Dietrich Bonhoeffer -1906 – 1945

Dietrich Bonhoeffer .1906 – 1945

« Alors, tout a changé. »

« Je me suis précipité dans le travail de façon non chrétienne. Une folle ambition, remarquée par certains en moi, m’a rendu la vie difficile et m’a ravi l’amour et la confiance de mes proches. Alors je fus terriblement seul et livré à moi-même. Ce fut très grave.

C’est alors que s’est produit  en moi quelque chose qui a changé ma vie jusqu’à aujourd’hui et l’a bouleversée. J’accédai pour la première fois à la Bible.

Cela aussi est très difficile à dire. J’avais déjà beaucoup prêché, j’avais déjà une grande expérience variée de l’Eglise, j’en avais parlé et écrit et pourtant je n’étais pas encore devenu chrétien.

Je le sais, j’ai autrefois fait de la cause de Jésus-Christ un avantage pour moi-même. Je demande à Dieu que cela ne se reproduise plus jamais. De même je n’avais encore jamais prié, ou si peu. Dans un tel état d’abandon j’étais pourtant satisfait de ma personne. C’est de cela que la Bible m’a libéré et tout particulièrement leSermon sur la montagne Alors, tout a changé. »

Lettre de Dietrich Bonhoeffer à Elisabeth Zinn le 27.01.1936, in « Dietrich Bonhoeffer 1906-1945, Une biographie » –  Paris, Salvator 2006, p. 122.


 

Comment Dieu guérit…

Guérir, conduire, consoler : telle est l’action de Dieu. Dieu voit nos chemins : c’est par la grâce qu’il le fait. Il pourrait bien nous laisser suivre nos voies sans les regarder. Mais il a jeté les yeux sur elles ; et il nous a vu blessés, égarés, angoissés.
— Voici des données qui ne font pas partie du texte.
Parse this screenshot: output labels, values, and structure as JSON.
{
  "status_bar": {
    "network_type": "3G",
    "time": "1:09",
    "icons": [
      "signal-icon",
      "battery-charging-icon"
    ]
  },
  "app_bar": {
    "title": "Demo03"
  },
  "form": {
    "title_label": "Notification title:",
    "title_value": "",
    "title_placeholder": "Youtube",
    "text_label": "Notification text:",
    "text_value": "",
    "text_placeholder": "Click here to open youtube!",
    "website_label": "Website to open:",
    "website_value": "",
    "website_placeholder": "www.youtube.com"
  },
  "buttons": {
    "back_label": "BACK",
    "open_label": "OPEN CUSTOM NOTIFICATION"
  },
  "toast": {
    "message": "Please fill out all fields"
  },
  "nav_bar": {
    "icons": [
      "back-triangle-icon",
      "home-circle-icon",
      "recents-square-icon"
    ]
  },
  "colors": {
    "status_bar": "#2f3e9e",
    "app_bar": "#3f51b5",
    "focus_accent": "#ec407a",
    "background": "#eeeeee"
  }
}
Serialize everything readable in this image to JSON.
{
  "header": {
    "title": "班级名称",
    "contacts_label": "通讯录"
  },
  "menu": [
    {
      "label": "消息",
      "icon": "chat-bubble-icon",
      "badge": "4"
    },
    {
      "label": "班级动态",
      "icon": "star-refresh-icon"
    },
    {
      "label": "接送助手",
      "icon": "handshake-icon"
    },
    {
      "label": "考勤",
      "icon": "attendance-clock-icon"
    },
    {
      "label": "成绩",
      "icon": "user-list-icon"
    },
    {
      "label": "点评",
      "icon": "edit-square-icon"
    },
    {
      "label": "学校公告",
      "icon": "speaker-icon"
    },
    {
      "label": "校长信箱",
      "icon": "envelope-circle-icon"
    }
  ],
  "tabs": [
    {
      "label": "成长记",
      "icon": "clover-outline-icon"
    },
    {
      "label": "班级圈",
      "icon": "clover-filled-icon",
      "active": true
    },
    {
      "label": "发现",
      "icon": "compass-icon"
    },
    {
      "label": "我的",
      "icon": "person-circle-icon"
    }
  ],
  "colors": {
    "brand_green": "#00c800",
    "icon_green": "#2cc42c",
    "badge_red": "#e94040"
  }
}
Alors, il vient nous guérir. Il touche les blessures que nous a fait le passé, et elles se cicatrisent : elles ne nous font plus mal, elles ne peuvent plus nuire à la vie de notre âme. Les souvenirs ne nous tourmentent plus : tous les maux s’enfoncent dans le néant, dans le passé, comme il arrive à proximité d’un être aimé. Dieu nous est plus proche que le passé.

Dieu veut nous conduire. Tous les chemins humains ne sont pas sous sa direction : il est souvent possible que nous marchions longtemps sur nos propres routes ; nous y sommes alors les jouets du hasard, quel que soit le bonheur ou le malheur qu’il nous a apporté. Nos propres chemins nous ramènent toujours à nous-mêmes, en un cercle fermé. Mais quand Dieu conduit nos pas, ils mènent à lui. Les chemins de Dieu mènent à Dieu. A travers bonheur et malheur, Dieu ne nous mène jamais qu’à Dieu. C’est à cela que nous reconnaissons nos voies.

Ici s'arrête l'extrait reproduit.